Ready to climb a fourteener?
There is usually heated discussion about exactly how many peaks above 14,000 feet Colorado has. But evaluating the peaks with a topographic standard rather than emotion yields 53 that have at least 300 feet of topographic prominence, which is how high the peak rises above its surroundings.
This excludes local peaks North Maroon Peak and Conundrum Peak in the Elk Mountains. North Maroon is often considered an “official” fourteener thanks in part to its iconic stature and the fact that the traverse over to Maroon Peak is Class 5 difficulty, which is technical rock climbing. Conundrum is a sub-summit of Castle Peak with 200 feet of topographic prominence.
There are three more peaks over 14,000 feet tall that are described on the website 14ers.com but are not ranked as fourteeners. One is Mount Cameron, a sub-summit of Mount Lincoln in the Mosquito Range. Peak baggers can summit Lincoln, Bross, Democrat and Cameron in a day.
The last two are in the San Juan Mountains. El Diente is a sub-summit 3/4 miles from Mount Wilson with 239 feet topographic prominence. The traverse between the two peaks is Class 4 — which means handholds and footholds are required for upward or downward progress. The difficulty of the traverse qualifies Diente as a fourteener in its own right to some, according to Wikipedia.
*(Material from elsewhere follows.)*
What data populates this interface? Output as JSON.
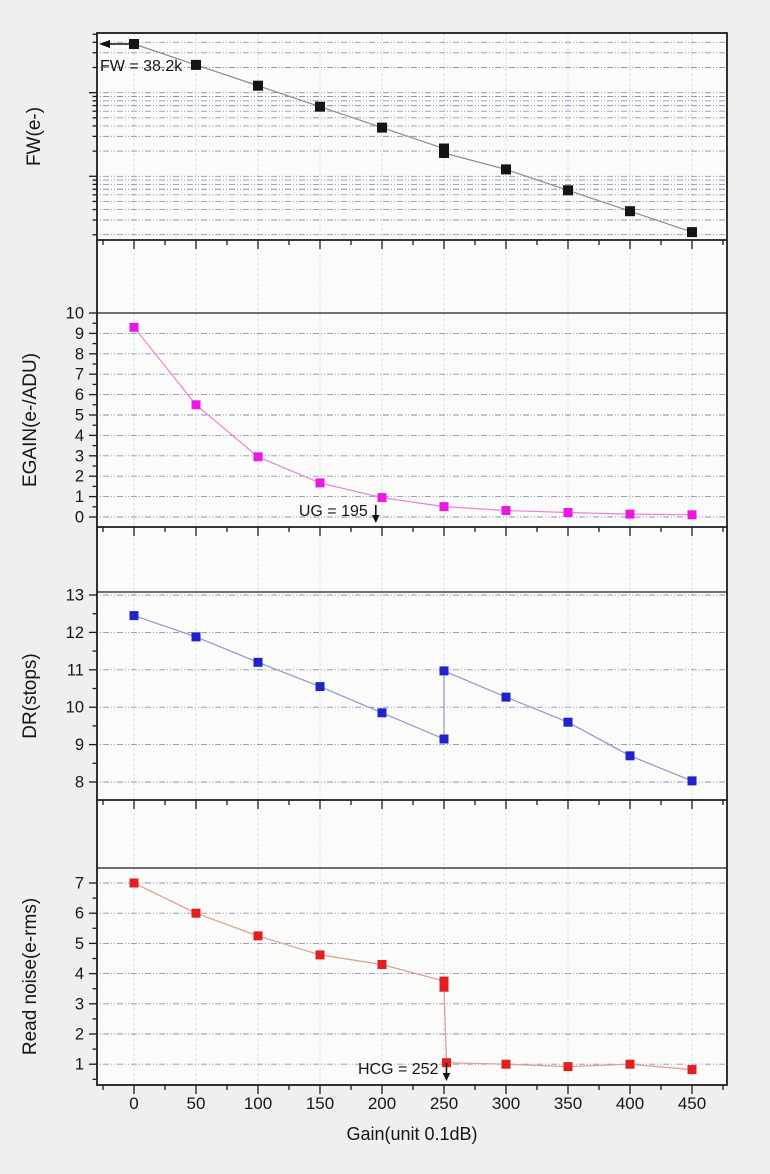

The other is North Eolus, a sub-summit just 44 feet lower than Mount Eolus with 179 feet of topographic prominence.
Anyone interested in tackling their first (or final) fourteener can get a wealth of information from 14ers.com.
The site has topo maps with routes marked; routes described with distance, elevation gain, difficulty and risk ratings, and photos; trailhead information; and user-generated reports on trail conditions.
Sean Van Horn recently completed Nolan’s 14, 14 fourteeners over 92.8 miles with 43,225 feet of climbing in 45 hours, 57 minutes. He has some advice for those planning to hike their first fourteener.
“Start early to avoid thunderstorms, but look at the weather, don’t just say, ‘I’ll start early and I’ll be fine no matter what.’ Storms can come in at 9 a.m. … Look at the Doppler [radar] as well to get as specific as you can, and be prepared to bail if storms come in,” he said.
The manager of Independence Run and Hike, Van Horn also stressed the importance of proper footwear.
“Invest in some good shoes that have some good traction and support so that you’ll have a better, more comfortable, safer time out there,” he said.
And be sure to pack extra clothes for changing conditions and storms.
“Bring some clothes. It can be 80 degrees down at the trailhead and with wind chill it can be 30 degrees up on top,” he said.
Proper nutrition and hydration is very important.
“Take care of yourself; make sure you’re eating food and drinking and using some electrolytes with your water. Don’t just drink gallons of water without any salt, that can mess with your body as well,” he said.
And start with one of the easier routes.
“Start with some that are a little more straightforward, easy routes like heading up Elbert or Shavano, that are close to where we are. There are some easier ones on the Front Range like Gray’s and Torreys,” he said.